Try downloading s3cmd version 1.6.0: http://sourceforge.net/projects/s3tools/files/s3cmd/
$ s3cmd --configure
Enter your credentials found in the account management tab of the Amazon AWS website interface.
$ s3cmd get --recursive --skip-existing s3://arxiv/src/ --requester-pays
Requester Pays is a feature on Amazon S3 buckets that requires the user of the bucket to pay Data Transfer costs associated with accessing data.
Normally, the owner of an S3 bucket pays Data Transfer costs, but this can be expensive for free / Open Source projects. Thus, the bucket owner can activated Requester Pays to reduce the portion of costs they will be charged.
Therefore, when accessing a Requester Pays bucket, you will need to authenticate yourself so that S3 knows whom to charge.
I recommend using the official AWS Command-Line Interface (CLI) to access AWS services.

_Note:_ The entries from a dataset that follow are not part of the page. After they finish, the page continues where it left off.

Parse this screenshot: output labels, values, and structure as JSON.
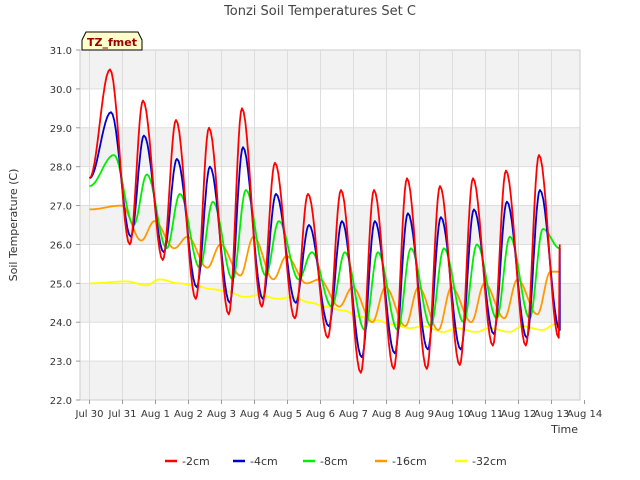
{
  "chart_data": {
    "type": "line",
    "title": "Tonzi Soil Temperatures Set C",
    "xlabel": "Time",
    "ylabel": "Soil Temperature (C)",
    "badge": "TZ_fmet",
    "ylim": [
      22.0,
      31.0
    ],
    "yticks": [
      "22.0",
      "23.0",
      "24.0",
      "25.0",
      "26.0",
      "27.0",
      "28.0",
      "29.0",
      "30.0",
      "31.0"
    ],
    "xlim": [
      0,
      15.5
    ],
    "xticks": [
      {
        "day": 0,
        "label": "Jul 30"
      },
      {
        "day": 1,
        "label": "Jul 31"
      },
      {
        "day": 2,
        "label": "Aug 1"
      },
      {
        "day": 3,
        "label": "Aug 2"
      },
      {
        "day": 4,
        "label": "Aug 3"
      },
      {
        "day": 5,
        "label": "Aug 4"
      },
      {
        "day": 6,
        "label": "Aug 5"
      },
      {
        "day": 7,
        "label": "Aug 6"
      },
      {
        "day": 8,
        "label": "Aug 7"
      },
      {
        "day": 9,
        "label": "Aug 8"
      },
      {
        "day": 10,
        "label": "Aug 9"
      },
      {
        "day": 11,
        "label": "Aug 10"
      },
      {
        "day": 12,
        "label": "Aug 11"
      },
      {
        "day": 13,
        "label": "Aug 12"
      },
      {
        "day": 14,
        "label": "Aug 13"
      },
      {
        "day": 15,
        "label": "Aug 14"
      }
    ],
    "grid": true,
    "legend_position": "bottom",
    "series": [
      {
        "name": "-2cm",
        "color": "#ff0000",
        "lag": 0.0,
        "start": 27.7,
        "end": 26.0,
        "peaks": [
          30.5,
          29.7,
          29.2,
          29.0,
          29.5,
          28.1,
          27.3,
          27.4,
          27.4,
          27.7,
          27.5,
          27.7,
          27.9,
          28.3
        ],
        "troughs": [
          26.0,
          25.6,
          24.6,
          24.2,
          24.4,
          24.1,
          23.6,
          22.7,
          22.8,
          22.8,
          22.9,
          23.4,
          23.4,
          23.6
        ]
      },
      {
        "name": "-4cm",
        "color": "#0000cc",
        "lag": 0.03,
        "start": 27.7,
        "end": 25.9,
        "peaks": [
          29.4,
          28.8,
          28.2,
          28.0,
          28.5,
          27.3,
          26.5,
          26.6,
          26.6,
          26.8,
          26.7,
          26.9,
          27.1,
          27.4
        ],
        "troughs": [
          26.2,
          25.8,
          24.9,
          24.5,
          24.6,
          24.5,
          23.9,
          23.1,
          23.2,
          23.3,
          23.3,
          23.7,
          23.6,
          23.8
        ],
        "legend_text": "-4cm"
      },
      {
        "name": "-8cm",
        "color": "#00ee00",
        "lag": 0.12,
        "start": 27.5,
        "end": 25.9,
        "peaks": [
          28.3,
          27.8,
          27.3,
          27.1,
          27.4,
          26.6,
          25.8,
          25.8,
          25.8,
          25.9,
          25.9,
          26.0,
          26.2,
          26.4
        ],
        "troughs": [
          26.5,
          25.9,
          25.4,
          25.1,
          25.2,
          25.1,
          24.4,
          23.8,
          23.8,
          23.9,
          24.0,
          24.1,
          24.1,
          24.3
        ]
      },
      {
        "name": "-16cm",
        "color": "#ff9900",
        "lag": 0.35,
        "start": 26.9,
        "end": 25.3,
        "peaks": [
          27.0,
          26.6,
          26.2,
          26.0,
          26.2,
          25.7,
          25.1,
          24.9,
          24.9,
          24.9,
          24.9,
          25.0,
          25.1,
          25.3
        ],
        "troughs": [
          26.1,
          25.9,
          25.4,
          25.2,
          25.1,
          25.0,
          24.4,
          24.0,
          23.9,
          23.8,
          24.0,
          24.1,
          24.2,
          24.3
        ]
      },
      {
        "name": "-32cm",
        "color": "#ffff00",
        "lag": 0.5,
        "start": 25.0,
        "end": 23.95,
        "peaks": [
          25.05,
          25.1,
          24.95,
          24.8,
          24.7,
          24.65,
          24.4,
          24.15,
          23.95,
          23.9,
          23.85,
          23.85,
          23.9,
          23.95
        ],
        "troughs": [
          24.95,
          25.0,
          24.85,
          24.65,
          24.6,
          24.5,
          24.3,
          24.05,
          23.85,
          23.75,
          23.75,
          23.75,
          23.8,
          23.85
        ]
      }
    ]
  }
}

You can provide your credentials via:
aws configure
and then view the bucket via:
aws s3 ls s3://arxiv/pdf/
and download via:
aws s3 cp s3://arxiv/pdf/arXiv_pdf_1001_001.tar .
UPDATE: I just tried the above myself, and received Access Denied error messages (both on the bucket listing and the download command). When using s3cmd, it says ERROR: S3 error: Access Denied. It would appear that the permissions on the bucket no longer permit access. You should contact the owners of the bucket to request access.

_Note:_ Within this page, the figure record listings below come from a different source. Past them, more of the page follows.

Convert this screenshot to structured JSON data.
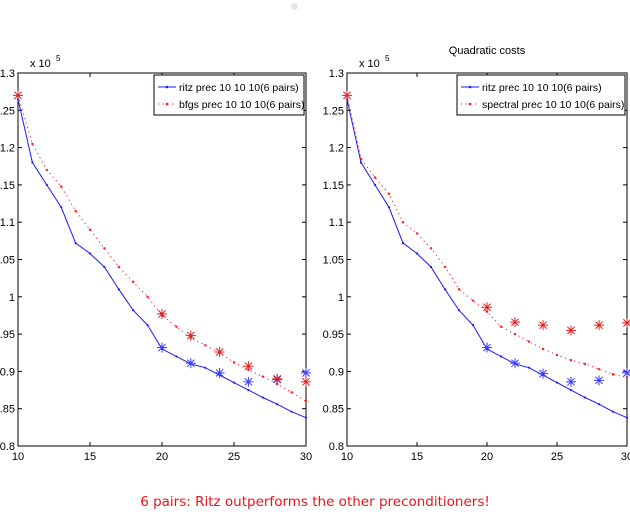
{
  "caption": "6 pairs: Ritz outperforms the other preconditioners!",
  "colors": {
    "ritz": "#1a1aff",
    "other": "#ff1a1a",
    "marker_ritz": "#3a3aff",
    "marker_other": "#e02020"
  },
  "chart_data": [
    {
      "type": "line",
      "title": "",
      "exponent_label": "x 10",
      "exponent_power": "5",
      "xlim": [
        10,
        30
      ],
      "ylim": [
        0.8,
        1.3
      ],
      "x_ticks": [
        10,
        15,
        20,
        25,
        30
      ],
      "y_ticks": [
        0.8,
        0.85,
        0.9,
        0.95,
        1,
        1.05,
        1.1,
        1.15,
        1.2,
        1.25,
        1.3
      ],
      "legend_position": "top-right",
      "series": [
        {
          "name": "ritz  prec 10 10 10(6 pairs)",
          "style": "solid",
          "x": [
            10,
            11,
            12,
            13,
            14,
            15,
            16,
            17,
            18,
            19,
            20,
            21,
            22,
            23,
            24,
            25,
            26,
            27,
            28,
            29,
            30
          ],
          "y": [
            1.265,
            1.18,
            1.15,
            1.12,
            1.072,
            1.058,
            1.04,
            1.01,
            0.982,
            0.962,
            0.93,
            0.92,
            0.91,
            0.905,
            0.895,
            0.885,
            0.875,
            0.865,
            0.856,
            0.846,
            0.838
          ]
        },
        {
          "name": "bfgs prec 10 10 10(6 pairs)",
          "style": "dotted",
          "x": [
            10,
            11,
            12,
            13,
            14,
            15,
            16,
            17,
            18,
            19,
            20,
            21,
            22,
            23,
            24,
            25,
            26,
            27,
            28,
            29,
            30
          ],
          "y": [
            1.27,
            1.205,
            1.17,
            1.148,
            1.115,
            1.09,
            1.065,
            1.04,
            1.02,
            1.0,
            0.975,
            0.96,
            0.945,
            0.935,
            0.925,
            0.912,
            0.902,
            0.893,
            0.883,
            0.872,
            0.86
          ]
        }
      ],
      "markers": [
        {
          "series": 0,
          "x": [
            20,
            22,
            24,
            26,
            28,
            30
          ],
          "y": [
            0.932,
            0.911,
            0.898,
            0.886,
            0.889,
            0.898
          ]
        },
        {
          "series": 1,
          "x": [
            10,
            20,
            22,
            24,
            26,
            28,
            30
          ],
          "y": [
            1.27,
            0.977,
            0.948,
            0.926,
            0.907,
            0.89,
            0.886
          ]
        }
      ]
    },
    {
      "type": "line",
      "title": "Quadratic costs",
      "exponent_label": "x 10",
      "exponent_power": "5",
      "xlim": [
        10,
        30
      ],
      "ylim": [
        0.8,
        1.3
      ],
      "x_ticks": [
        10,
        15,
        20,
        25,
        30
      ],
      "y_ticks": [
        0.8,
        0.85,
        0.9,
        0.95,
        1,
        1.05,
        1.1,
        1.15,
        1.2,
        1.25,
        1.3
      ],
      "legend_position": "top-right",
      "series": [
        {
          "name": "ritz prec 10 10 10(6 pairs)",
          "style": "solid",
          "x": [
            10,
            11,
            12,
            13,
            14,
            15,
            16,
            17,
            18,
            19,
            20,
            21,
            22,
            23,
            24,
            25,
            26,
            27,
            28,
            29,
            30
          ],
          "y": [
            1.265,
            1.18,
            1.15,
            1.12,
            1.072,
            1.058,
            1.04,
            1.01,
            0.982,
            0.962,
            0.93,
            0.92,
            0.91,
            0.905,
            0.895,
            0.885,
            0.875,
            0.865,
            0.856,
            0.846,
            0.838
          ]
        },
        {
          "name": "spectral prec 10 10 10(6 pairs)",
          "style": "dotted",
          "x": [
            10,
            11,
            12,
            13,
            14,
            15,
            16,
            17,
            18,
            19,
            20,
            21,
            22,
            23,
            24,
            25,
            26,
            27,
            28,
            29,
            30
          ],
          "y": [
            1.27,
            1.185,
            1.16,
            1.138,
            1.1,
            1.085,
            1.065,
            1.04,
            1.01,
            0.995,
            0.98,
            0.96,
            0.95,
            0.94,
            0.93,
            0.922,
            0.915,
            0.91,
            0.903,
            0.896,
            0.892
          ]
        }
      ],
      "markers": [
        {
          "series": 0,
          "x": [
            20,
            22,
            24,
            26,
            28,
            30
          ],
          "y": [
            0.932,
            0.911,
            0.897,
            0.886,
            0.888,
            0.898
          ]
        },
        {
          "series": 1,
          "x": [
            10,
            20,
            22,
            24,
            26,
            28,
            30
          ],
          "y": [
            1.27,
            0.986,
            0.966,
            0.962,
            0.955,
            0.962,
            0.965
          ]
        }
      ]
    }
  ]
}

At the bottom of this page arXiv explains that s3cmd gets denied because it does not support access to requester pays bucket as a non-owner and you have to apply a patch to the source code of s3cmd. However, the version of s3cmd they used is outdated and the patch does not apply to the latest version of s3cmd.
Basically you need to allow s3cmd to add "x-amz-request-payer" header to its HTTP request to buckets. Here is how to fix it:
Download the source code of s3cmd.
Open S3/S3.py with a text editor.
Add this two lines of code at the bottom of __init__ function:
if self.s3.config.extra_headers:
self.headers.update(self.s3.config.extra_headers)
Install s3cmd as instructed.
For me the problem was that my IAM user didn't have enough permissions.
Setting AmazonS3FullAccess was the solution for me.
Hope it'll save time to someone
Don't want to steal the thunder, but OttoV's comment actually gave the right command that works for me.
aws s3 ls --request-payer requester s3://arxiv/src/
My EC2 is in Region us-east-2, but the arXiv s3 buckets are in Region us-east-1, so I think that's why the --request-payer requester is needed.
From https://aws.amazon.com/s3/pricing/?nc=sn&loc=4 :
You pay for all bandwidth into and out of Amazon S3, except for the following:
• Data transferred in from the internet.
• Data transferred out to an Amazon Elastic Compute Cloud (Amazon EC2) instance, when the instance is in the same AWS Region as the S3 bucket (including to a different account in the same AWS region).
• Data transferred out to Amazon CloudFront (CloudFront).